In retrospect, Tan admitted that it should have been “immediately apparent” that IHiS was dealing with a serious security incident, as she should have realised that the separate incidents in June and July were linked.
Earlier on Friday, Solicitor-General Kwek Mean Luck told the COI that the initial response by IHiS staff to the attack, which occurred between 27 June and 4 July this year, was “piecemeal and inadequate”. He added that they “did not fully appreciate that multiple cyber security incidents were happening”.
In this regard, Tan noted in her conditioned statement that she had never been provided with any training or briefing on a security incident reporting framework.
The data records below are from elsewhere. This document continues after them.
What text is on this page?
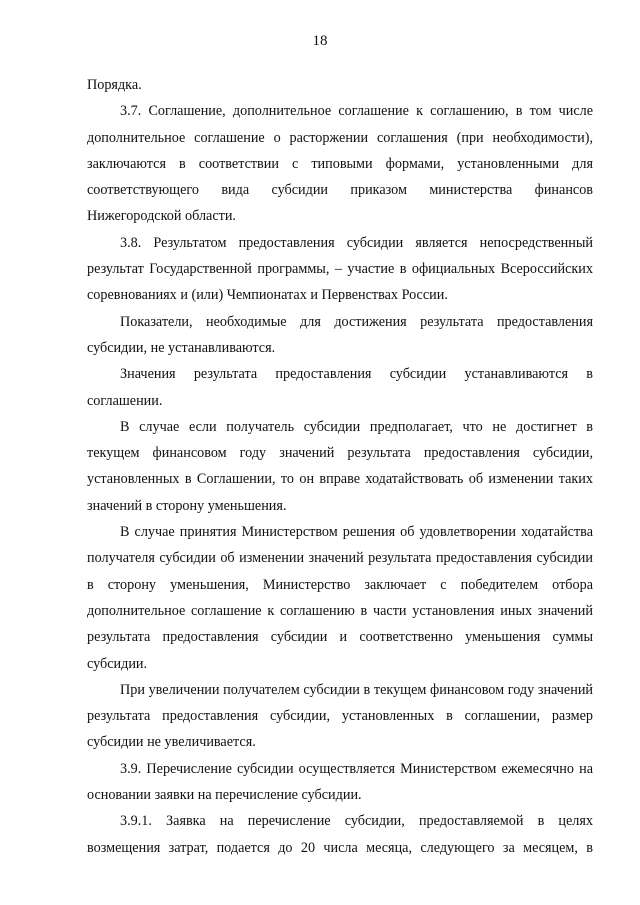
18

Порядка.

3.7. Соглашение, дополнительное соглашение к соглашению, в том числе дополнительное соглашение о расторжении соглашения (при необходимости), заключаются в соответствии с типовыми формами, установленными для соответствующего вида субсидии приказом министерства финансов Нижегородской области.

3.8. Результатом предоставления субсидии является непосредственный результат Государственной программы, – участие в официальных Всероссийских соревнованиях и (или) Чемпионатах и Первенствах России.

Показатели, необходимые для достижения результата предоставления субсидии, не устанавливаются.

Значения результата предоставления субсидии устанавливаются в соглашении.

В случае если получатель субсидии предполагает, что не достигнет в текущем финансовом году значений результата предоставления субсидии, установленных в Соглашении, то он вправе ходатайствовать об изменении таких значений в сторону уменьшения.

В случае принятия Министерством решения об удовлетворении ходатайства получателя субсидии об изменении значений результата предоставления субсидии в сторону уменьшения, Министерство заключает с победителем отбора дополнительное соглашение к соглашению в части установления иных значений результата предоставления субсидии и соответственно уменьшения суммы субсидии.

При увеличении получателем субсидии в текущем финансовом году значений результата предоставления субсидии, установленных в соглашении, размер субсидии не увеличивается.

3.9. Перечисление субсидии осуществляется Министерством ежемесячно на основании заявки на перечисление субсидии.

3.9.1. Заявка на перечисление субсидии, предоставляемой в целях возмещения затрат, подается до 20 числа месяца, следующего за месяцем, в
She also told the committee that even during an “urgent meeting” called by IHiS senior management on 9 July, the incident was not yet considered by the IT agency to be a cyberattack.
The personal particulars of 1,495,364 unique patients – including that of Prime Minister Lee Hsien Loong – were stolen from SingHealth’s database during the cyberattack. The data comprises the patients’ demographic records and the dispensed medication records of about 159,000 of them.
The four-member Committee of Inquiry is chaired by retired chief district judge Richard Magnus. The other three members on the committee are Lee Fook Sun, Executive Chairman of Ensign InfoSecurity; T K Udairam, Group Chief Operating Officer of Sheares Healthcare Management; and Cham Hui Fong, Assistant Secretary-General of the National Trades Union Congress.
Besides Tan, another witness from IHiS also took the stand on the first day of hearings: Lum Yuan Woh, assistant director (Infra Services – Systems Management), who first discovered on 11 June that certain accounts had been compromised.
The COI will hear from at least nine witnesses from the Ministry of Health, Ministry of Health Holdings, SingHealth, IHiS and the Cyber Security Agency during a series of public and private hearings until 5 October. It is then expected to submit a report on its findings and recommendations to Communications and Information Minister S. Iswaran by 31 December.